Cleopatra restoration vindicates traumatised director

Byron Bay woman Alex Mankiewicz has just returned from the Cannes Film Festival where she viewed the restored four-hour version of the 1963 film Cleopatra, written and directed by her father, Joseph L. Mankiewicz (pictured).
Byron Bay woman Alex Mankiewicz has just returned from the Cannes Film Festival where she viewed the restored four-hour version of the 1963 film Cleopatra, written and directed by her father, Joseph L. Mankiewicz (pictured). Isobel Rodgers

WHEN Alex Mankiewicz was growing up, the most expensive epic Twentieth Century Fox had ever produced - the 1963 film, Cleopatra, starring Elizabeth Taylor and Richard Burton - was never talked about.

That's despite her father having been the writer and director of the celebrated movie.

"Cleopatra was like Voldemort - He Who Shall Not be Named," Ms Mankiewicz, of Byron Bay said. "It was a huge part of my dad's story and it nearly destroyed him."

The making of the epic film had traumatised her father, Joseph L. Mankiewicz, she said, both during filming amid the scandalous affair of its stars, Burton and Taylor, and later when film executives cut the original length of six hours, to four, to eventually just over three.

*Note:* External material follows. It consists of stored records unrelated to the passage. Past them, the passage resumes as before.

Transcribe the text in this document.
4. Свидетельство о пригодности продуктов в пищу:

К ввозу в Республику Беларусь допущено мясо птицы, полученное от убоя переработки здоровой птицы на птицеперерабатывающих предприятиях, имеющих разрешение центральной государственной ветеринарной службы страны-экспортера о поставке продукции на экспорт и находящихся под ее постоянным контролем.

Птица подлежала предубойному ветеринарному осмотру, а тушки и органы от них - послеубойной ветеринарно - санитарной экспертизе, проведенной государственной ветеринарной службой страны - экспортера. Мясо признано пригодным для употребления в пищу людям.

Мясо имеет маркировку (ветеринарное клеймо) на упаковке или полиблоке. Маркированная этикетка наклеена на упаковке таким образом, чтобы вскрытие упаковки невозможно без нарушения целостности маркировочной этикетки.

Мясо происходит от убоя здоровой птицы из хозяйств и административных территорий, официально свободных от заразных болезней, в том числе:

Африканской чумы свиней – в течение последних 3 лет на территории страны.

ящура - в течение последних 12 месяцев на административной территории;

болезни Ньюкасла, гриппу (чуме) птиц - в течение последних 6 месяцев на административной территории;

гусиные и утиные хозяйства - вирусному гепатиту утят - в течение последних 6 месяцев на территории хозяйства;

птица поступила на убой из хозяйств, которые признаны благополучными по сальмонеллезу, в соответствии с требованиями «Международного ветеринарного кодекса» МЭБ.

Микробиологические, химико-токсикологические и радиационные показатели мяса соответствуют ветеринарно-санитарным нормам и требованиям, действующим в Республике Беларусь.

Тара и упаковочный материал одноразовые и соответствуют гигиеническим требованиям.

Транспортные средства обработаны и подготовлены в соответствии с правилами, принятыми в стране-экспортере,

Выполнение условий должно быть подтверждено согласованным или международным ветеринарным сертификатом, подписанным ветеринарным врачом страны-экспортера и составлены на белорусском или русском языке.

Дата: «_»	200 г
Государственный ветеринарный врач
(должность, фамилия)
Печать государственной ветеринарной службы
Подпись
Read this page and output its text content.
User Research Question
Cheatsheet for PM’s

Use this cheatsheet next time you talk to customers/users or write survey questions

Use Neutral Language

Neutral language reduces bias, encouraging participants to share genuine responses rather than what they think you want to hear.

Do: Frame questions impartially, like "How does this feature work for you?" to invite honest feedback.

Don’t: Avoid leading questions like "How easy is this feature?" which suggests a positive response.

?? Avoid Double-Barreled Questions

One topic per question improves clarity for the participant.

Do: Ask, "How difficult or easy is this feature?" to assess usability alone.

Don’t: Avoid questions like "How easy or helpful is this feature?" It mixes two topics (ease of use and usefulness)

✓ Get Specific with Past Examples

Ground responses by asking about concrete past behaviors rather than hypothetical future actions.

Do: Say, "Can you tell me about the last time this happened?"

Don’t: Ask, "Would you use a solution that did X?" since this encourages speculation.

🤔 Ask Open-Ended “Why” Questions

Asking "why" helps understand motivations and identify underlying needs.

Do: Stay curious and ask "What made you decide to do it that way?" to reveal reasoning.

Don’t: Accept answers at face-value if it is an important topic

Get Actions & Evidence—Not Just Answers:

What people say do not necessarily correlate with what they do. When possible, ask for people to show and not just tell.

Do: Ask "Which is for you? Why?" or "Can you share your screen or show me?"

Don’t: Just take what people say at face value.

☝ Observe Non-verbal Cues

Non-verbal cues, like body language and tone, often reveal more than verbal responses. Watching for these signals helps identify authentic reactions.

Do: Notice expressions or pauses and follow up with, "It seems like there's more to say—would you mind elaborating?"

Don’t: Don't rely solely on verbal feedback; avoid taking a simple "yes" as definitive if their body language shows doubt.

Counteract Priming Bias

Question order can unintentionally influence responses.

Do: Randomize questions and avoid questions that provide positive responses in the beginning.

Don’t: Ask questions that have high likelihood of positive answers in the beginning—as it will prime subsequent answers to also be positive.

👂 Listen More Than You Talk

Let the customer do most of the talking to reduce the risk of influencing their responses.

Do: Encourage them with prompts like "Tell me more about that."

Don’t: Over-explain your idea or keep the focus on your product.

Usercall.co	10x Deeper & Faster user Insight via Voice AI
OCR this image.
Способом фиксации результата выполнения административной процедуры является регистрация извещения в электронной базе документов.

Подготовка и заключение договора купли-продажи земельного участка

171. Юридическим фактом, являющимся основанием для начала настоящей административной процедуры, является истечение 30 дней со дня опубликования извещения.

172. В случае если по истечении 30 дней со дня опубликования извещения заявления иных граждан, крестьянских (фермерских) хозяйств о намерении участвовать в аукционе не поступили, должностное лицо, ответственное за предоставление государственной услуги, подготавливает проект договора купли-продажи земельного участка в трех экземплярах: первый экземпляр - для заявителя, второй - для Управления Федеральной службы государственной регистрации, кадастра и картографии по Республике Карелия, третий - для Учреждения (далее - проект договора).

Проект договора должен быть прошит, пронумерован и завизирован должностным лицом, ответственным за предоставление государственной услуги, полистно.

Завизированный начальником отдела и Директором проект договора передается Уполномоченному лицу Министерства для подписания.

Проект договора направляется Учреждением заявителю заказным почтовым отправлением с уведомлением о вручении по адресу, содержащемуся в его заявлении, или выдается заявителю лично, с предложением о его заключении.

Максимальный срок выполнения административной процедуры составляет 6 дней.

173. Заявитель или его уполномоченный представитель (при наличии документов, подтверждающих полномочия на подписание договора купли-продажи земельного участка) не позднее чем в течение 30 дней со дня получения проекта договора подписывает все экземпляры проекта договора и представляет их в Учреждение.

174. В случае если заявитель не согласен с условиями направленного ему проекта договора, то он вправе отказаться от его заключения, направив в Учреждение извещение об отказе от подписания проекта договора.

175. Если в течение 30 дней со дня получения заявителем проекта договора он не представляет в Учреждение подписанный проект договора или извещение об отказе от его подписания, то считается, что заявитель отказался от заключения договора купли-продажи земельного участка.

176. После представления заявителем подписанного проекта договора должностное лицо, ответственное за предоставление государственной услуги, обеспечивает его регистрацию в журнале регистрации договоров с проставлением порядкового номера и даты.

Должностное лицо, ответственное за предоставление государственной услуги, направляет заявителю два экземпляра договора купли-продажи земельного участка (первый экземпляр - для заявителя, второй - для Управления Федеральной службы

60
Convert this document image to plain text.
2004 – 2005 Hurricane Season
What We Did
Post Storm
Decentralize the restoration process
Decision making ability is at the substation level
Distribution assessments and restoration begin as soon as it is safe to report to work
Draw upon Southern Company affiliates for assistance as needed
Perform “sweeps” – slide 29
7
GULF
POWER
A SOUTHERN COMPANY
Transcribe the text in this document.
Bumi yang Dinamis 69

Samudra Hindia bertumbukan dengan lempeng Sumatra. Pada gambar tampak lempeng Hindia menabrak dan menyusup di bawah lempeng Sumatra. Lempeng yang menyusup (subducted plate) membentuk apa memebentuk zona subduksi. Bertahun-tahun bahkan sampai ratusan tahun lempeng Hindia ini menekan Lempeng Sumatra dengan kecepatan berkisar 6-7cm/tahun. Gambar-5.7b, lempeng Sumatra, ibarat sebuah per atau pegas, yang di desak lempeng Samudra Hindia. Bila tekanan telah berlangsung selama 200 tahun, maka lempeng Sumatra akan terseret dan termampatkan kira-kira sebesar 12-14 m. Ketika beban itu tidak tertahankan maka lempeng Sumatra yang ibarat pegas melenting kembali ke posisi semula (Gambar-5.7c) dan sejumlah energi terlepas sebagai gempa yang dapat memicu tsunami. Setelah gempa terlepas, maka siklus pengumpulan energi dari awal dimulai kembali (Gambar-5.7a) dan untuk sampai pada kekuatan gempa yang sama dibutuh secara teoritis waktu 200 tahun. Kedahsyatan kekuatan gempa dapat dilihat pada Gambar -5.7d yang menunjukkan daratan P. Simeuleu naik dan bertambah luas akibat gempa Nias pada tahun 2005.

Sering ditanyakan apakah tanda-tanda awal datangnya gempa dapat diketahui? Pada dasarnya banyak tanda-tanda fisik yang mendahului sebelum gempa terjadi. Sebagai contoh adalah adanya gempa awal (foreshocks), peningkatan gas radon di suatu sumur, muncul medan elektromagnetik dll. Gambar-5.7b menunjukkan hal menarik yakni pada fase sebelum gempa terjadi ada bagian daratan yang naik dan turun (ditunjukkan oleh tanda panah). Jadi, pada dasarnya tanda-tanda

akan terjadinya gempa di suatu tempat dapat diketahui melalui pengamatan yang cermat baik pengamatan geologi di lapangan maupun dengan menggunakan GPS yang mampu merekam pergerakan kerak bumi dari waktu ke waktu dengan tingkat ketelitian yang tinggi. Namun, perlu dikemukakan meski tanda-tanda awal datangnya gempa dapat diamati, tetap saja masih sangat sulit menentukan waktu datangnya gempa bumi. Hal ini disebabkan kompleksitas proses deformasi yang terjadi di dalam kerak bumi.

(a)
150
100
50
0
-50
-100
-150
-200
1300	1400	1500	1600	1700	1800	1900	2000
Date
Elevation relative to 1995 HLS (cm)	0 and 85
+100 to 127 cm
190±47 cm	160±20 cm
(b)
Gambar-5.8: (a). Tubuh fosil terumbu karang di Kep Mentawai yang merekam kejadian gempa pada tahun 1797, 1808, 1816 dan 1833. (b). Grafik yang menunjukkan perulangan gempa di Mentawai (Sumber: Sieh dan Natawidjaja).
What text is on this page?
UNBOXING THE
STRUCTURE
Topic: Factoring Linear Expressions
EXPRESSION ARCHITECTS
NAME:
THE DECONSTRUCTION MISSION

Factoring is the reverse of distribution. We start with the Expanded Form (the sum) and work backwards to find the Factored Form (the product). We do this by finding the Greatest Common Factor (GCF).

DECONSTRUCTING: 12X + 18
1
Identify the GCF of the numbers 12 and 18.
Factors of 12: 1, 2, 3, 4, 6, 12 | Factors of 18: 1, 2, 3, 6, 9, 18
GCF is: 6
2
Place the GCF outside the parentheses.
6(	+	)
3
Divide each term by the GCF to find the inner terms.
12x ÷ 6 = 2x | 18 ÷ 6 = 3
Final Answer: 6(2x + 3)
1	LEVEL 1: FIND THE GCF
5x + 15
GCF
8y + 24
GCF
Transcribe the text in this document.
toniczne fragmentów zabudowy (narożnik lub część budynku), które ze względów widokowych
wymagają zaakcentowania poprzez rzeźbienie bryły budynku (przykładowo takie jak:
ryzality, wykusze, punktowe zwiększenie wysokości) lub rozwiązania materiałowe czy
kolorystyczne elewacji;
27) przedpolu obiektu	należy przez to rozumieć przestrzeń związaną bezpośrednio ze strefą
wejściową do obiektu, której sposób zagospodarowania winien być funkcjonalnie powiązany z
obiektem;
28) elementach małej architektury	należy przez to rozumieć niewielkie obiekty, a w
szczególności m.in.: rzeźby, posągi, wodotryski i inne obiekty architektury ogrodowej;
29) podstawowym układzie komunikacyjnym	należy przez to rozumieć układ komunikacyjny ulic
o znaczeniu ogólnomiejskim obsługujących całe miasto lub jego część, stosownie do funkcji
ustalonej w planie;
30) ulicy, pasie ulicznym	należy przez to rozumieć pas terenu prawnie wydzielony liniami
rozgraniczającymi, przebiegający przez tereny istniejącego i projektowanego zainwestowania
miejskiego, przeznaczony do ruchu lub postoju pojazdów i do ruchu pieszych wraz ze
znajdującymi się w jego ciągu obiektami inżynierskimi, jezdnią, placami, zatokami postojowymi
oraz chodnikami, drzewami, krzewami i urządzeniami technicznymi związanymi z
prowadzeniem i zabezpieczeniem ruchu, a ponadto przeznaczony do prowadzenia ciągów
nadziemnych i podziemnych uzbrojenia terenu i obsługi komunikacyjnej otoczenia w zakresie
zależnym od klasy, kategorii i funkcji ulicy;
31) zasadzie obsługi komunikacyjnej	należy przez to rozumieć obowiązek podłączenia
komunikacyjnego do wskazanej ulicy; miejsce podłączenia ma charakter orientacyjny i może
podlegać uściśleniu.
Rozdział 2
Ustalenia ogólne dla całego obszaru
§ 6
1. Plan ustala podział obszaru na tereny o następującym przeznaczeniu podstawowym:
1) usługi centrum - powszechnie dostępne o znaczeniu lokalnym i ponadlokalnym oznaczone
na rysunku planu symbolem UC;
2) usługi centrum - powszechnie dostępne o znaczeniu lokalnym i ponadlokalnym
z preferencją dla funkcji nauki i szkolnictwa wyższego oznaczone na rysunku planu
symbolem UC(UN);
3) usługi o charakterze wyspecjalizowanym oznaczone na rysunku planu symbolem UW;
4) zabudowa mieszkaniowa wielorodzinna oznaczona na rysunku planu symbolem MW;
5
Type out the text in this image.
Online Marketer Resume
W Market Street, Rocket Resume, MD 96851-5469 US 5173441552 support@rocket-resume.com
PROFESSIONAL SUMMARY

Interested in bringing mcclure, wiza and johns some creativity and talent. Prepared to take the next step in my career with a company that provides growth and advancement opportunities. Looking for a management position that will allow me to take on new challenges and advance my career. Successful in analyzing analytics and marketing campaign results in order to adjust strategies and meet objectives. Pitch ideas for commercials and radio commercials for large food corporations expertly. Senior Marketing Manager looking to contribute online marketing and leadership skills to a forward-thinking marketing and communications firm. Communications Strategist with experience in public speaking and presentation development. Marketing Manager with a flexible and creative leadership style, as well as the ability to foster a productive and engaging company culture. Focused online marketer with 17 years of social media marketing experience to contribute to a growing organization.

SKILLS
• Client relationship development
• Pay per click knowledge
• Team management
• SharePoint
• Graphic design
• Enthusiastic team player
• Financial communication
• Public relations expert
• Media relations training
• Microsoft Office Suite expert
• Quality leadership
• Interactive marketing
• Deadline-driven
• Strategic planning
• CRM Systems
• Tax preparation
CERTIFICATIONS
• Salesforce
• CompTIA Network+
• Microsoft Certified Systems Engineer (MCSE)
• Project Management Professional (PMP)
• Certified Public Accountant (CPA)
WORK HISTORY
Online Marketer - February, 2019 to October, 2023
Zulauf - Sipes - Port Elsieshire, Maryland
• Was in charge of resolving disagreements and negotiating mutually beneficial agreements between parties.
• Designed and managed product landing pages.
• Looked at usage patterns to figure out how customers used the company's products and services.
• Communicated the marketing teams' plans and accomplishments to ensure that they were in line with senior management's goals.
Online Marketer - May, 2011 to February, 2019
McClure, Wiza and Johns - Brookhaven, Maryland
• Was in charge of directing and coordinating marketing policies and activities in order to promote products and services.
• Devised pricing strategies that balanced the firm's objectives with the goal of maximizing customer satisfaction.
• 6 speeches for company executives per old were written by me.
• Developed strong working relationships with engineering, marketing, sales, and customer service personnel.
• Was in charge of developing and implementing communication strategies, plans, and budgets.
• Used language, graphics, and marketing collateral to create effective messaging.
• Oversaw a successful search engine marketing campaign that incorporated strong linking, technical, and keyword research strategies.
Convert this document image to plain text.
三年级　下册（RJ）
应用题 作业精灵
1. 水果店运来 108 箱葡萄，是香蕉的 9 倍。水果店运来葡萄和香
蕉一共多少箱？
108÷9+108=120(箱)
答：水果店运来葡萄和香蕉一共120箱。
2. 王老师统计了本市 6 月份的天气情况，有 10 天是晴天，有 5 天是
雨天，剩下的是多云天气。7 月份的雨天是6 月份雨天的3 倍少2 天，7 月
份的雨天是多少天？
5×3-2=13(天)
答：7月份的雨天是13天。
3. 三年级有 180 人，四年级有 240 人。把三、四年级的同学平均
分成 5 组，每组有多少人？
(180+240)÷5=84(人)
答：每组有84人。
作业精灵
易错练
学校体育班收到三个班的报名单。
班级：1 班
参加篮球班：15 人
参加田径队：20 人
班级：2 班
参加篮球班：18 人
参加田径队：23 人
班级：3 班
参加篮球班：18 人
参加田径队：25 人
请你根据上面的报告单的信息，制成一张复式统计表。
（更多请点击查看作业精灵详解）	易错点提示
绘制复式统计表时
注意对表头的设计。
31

Cleopatra was like Voldemort - He Who Shall Not be Named

 

However, on its 50th anniversary last week, the film was lauded at the Cannes Film Festival where the restored four-hour version was screened as part of the Cannes Classics to an audience that included Richard Burton's daughter Kate Burton, and Chris Wilding, Elizabeth Taylor's son, along with Ms Mankiewicz and her mother, Rosemary Mankiewicz, 83.

The film was already $5 million in debt and had been shooting for six months in London before Joseph L. Mankiewicz was asked to take over from Rouben Mamoulian and start filming in Rome from scratch.

"There really was no script so dad was writing at night and filming during the day," Ms Mankiewicz, who returned from Cannes on Monday, said.

"This was in a time before CGI (computer generated images) so he was managing a cast of 2300 extras.

"In the middle of it all there was the Burton and Taylor scandal and all the paparazzi.

"At one stage the Vatican stepped in and threatened the whole production.

"It was an extremely exhausting undertaking and the scandal threatened to overshadow the beauty and the intimacy of the film and the brilliance of the actors.

"Dad originally wanted it to be two films, but he was ahead of his time with that idea.

"The film's restoration is so beautiful. Dad would have been so pleased to see it screened in its original length.

"He would have felt vindicated," Ms Mankiewicz.